Hugging Rock 10 (2021)
Description
Size: 23 x 23 x 34 cm
Medium: Glass, fine gold
Provenance
The artist
This artwork is accompanied by a certificate of authenticity
Location
London
Description
Flavie Audi (French, Lebanese) (b.1986) graduated from the Architectural Association in 2011 and completed a MA at the Royal College of Arts in 2014, where she specialized in glass. Her practice has expanded into various media and collaborative projects with fashion, jewelry and furniture.

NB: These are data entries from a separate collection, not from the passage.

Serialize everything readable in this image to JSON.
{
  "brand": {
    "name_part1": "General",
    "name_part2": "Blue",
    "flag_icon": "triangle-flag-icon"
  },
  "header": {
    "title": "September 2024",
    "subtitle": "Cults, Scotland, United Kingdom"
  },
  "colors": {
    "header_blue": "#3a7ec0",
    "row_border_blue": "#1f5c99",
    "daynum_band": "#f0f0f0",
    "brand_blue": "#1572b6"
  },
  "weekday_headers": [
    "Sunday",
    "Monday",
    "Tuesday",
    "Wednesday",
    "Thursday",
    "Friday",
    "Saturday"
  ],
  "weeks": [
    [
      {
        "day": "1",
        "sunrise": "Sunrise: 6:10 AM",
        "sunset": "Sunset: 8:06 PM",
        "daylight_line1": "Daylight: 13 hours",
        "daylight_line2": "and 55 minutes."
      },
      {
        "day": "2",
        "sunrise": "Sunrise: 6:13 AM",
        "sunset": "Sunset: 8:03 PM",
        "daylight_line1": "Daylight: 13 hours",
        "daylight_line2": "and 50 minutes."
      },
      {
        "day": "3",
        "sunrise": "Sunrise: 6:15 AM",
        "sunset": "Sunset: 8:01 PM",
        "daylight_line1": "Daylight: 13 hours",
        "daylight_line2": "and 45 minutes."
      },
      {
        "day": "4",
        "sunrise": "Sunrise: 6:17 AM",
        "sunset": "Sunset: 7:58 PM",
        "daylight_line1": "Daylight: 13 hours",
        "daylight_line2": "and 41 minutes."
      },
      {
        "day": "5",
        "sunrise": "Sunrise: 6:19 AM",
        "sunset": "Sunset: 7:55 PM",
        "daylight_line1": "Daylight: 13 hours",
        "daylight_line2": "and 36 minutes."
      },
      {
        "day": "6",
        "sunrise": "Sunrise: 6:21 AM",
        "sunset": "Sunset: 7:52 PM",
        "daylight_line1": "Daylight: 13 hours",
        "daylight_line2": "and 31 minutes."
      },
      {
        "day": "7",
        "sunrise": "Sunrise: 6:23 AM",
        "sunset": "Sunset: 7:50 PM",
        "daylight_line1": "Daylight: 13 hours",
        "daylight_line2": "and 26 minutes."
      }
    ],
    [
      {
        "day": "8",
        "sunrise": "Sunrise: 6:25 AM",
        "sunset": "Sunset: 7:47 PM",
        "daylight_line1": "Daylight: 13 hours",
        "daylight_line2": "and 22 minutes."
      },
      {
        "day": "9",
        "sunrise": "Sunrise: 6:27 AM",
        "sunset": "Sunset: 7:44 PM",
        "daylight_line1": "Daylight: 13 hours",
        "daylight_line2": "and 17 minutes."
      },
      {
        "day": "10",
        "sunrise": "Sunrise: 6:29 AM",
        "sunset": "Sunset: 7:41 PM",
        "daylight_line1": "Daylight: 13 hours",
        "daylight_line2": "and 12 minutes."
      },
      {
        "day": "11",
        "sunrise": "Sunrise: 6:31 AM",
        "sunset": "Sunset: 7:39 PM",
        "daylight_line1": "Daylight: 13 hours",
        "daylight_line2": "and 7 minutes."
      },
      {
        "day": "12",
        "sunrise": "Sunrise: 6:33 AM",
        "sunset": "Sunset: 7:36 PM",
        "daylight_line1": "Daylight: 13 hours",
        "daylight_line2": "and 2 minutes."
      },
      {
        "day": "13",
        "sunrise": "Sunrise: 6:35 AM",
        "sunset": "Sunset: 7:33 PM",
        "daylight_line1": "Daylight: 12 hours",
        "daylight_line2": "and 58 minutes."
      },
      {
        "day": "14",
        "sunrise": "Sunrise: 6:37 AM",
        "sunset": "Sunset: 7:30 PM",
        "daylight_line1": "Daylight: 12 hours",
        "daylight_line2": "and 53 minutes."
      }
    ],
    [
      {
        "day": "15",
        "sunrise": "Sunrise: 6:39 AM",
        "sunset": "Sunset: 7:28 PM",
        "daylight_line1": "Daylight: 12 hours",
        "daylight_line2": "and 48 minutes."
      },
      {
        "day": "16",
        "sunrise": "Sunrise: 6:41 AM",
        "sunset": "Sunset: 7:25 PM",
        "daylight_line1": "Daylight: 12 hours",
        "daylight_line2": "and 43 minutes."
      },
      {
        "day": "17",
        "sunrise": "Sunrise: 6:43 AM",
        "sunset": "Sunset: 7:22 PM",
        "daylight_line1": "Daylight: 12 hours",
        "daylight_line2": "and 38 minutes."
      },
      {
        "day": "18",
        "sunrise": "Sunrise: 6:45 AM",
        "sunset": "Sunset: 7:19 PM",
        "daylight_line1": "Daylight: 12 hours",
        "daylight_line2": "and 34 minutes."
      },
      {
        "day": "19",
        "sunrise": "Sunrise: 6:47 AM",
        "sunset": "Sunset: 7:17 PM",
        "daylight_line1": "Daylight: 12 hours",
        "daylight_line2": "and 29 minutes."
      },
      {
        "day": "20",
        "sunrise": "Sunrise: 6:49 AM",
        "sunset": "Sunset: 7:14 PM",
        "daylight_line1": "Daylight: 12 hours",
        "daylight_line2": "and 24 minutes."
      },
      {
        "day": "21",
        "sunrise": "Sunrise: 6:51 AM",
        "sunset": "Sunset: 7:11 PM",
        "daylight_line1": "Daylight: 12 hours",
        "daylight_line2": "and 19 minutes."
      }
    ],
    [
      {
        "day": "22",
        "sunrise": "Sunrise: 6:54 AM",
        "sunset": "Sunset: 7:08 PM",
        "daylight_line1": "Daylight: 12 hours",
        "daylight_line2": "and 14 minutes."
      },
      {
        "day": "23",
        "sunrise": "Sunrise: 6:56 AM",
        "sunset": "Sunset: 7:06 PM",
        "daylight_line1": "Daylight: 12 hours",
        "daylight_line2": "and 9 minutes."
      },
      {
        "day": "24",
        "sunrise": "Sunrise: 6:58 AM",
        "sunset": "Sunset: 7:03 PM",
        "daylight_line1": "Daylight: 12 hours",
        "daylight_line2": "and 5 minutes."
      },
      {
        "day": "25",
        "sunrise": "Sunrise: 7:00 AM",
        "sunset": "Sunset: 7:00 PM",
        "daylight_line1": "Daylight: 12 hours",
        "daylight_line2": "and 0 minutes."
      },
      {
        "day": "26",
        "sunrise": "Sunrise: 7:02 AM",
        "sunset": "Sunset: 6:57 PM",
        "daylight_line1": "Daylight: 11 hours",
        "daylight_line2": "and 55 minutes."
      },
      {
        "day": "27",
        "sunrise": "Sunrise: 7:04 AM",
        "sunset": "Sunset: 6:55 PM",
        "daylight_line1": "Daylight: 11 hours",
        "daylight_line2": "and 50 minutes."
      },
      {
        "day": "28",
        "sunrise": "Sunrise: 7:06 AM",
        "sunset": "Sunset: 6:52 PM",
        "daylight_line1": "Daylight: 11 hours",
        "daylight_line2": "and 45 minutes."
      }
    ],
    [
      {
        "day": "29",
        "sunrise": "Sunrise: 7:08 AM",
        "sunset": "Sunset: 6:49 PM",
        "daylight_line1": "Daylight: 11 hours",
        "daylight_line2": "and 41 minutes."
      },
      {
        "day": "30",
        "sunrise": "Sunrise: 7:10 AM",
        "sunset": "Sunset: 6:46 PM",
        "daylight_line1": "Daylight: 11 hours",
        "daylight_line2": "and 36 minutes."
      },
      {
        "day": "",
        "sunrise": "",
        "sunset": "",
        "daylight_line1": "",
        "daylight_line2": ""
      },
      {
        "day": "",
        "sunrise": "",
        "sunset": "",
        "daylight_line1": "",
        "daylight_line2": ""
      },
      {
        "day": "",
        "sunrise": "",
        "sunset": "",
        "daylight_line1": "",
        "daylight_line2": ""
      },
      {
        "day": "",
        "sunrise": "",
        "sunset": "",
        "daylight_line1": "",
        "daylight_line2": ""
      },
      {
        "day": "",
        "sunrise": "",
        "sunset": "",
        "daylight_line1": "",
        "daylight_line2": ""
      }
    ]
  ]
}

Her work has been widely exhibited in Europe and US (Venus Over Manhattan, Corning Museum, Tristan Hoare, Nilufar, Soneva Fushi, Zaha Hadid gallery, David Gill, Stedelijk Museum Breda, Galerie Tanit, Karma International, Elisabetta Cipriani...).
Flavie Audi explores otherworlds in relation to her practice, working with the manipulation of glass. For the artist, glass provides a point of departure for making visible the invisible, highlighting the concrescence between physical and immaterial worlds. Glass plays a crucial part, for the artist, in contemplating a speculative utopian future world where humans create cosmic fragments and new types of landscape formations. Using the physical properties of glass, Flavie highlights the duality between the real and virtual worlds. Through its omnipresence in nearly all contemporary forms of digital devices, glass becomes a signifier of the tension between the realms of the tangible and the digital, as well as a facilitator of the disappearance of physical objects.
The digital atmosphere that surrounds us threatens the definition and perception of reality. In an era of technological innovation that has seen the creation of flawless, synthetic diamonds, undetectable by man or machine, Audi’s questions how we experience the real. Audi creates fragments emanating from a mass production landscape where gemmology aligns with geology in this synthetic new nature. She pursues ways of expressing sensuality and luminosity creating dazzled encounters with wonder and the sublime. Her works translate the mechanism of life and light and resemble fragments of an ethereal landscape or geology. The forms and gestures found in it capture a fleeting, living energy and suggest a certain mystery, expressing the energy and essence of existence, a sense of life, hovering between digital screen and celestial body. In a dematerialised world where all is virtual and generic, her work seeks to define a new type of aesthetic and physical materiality and invites the mind to expand in the cosmological infinite.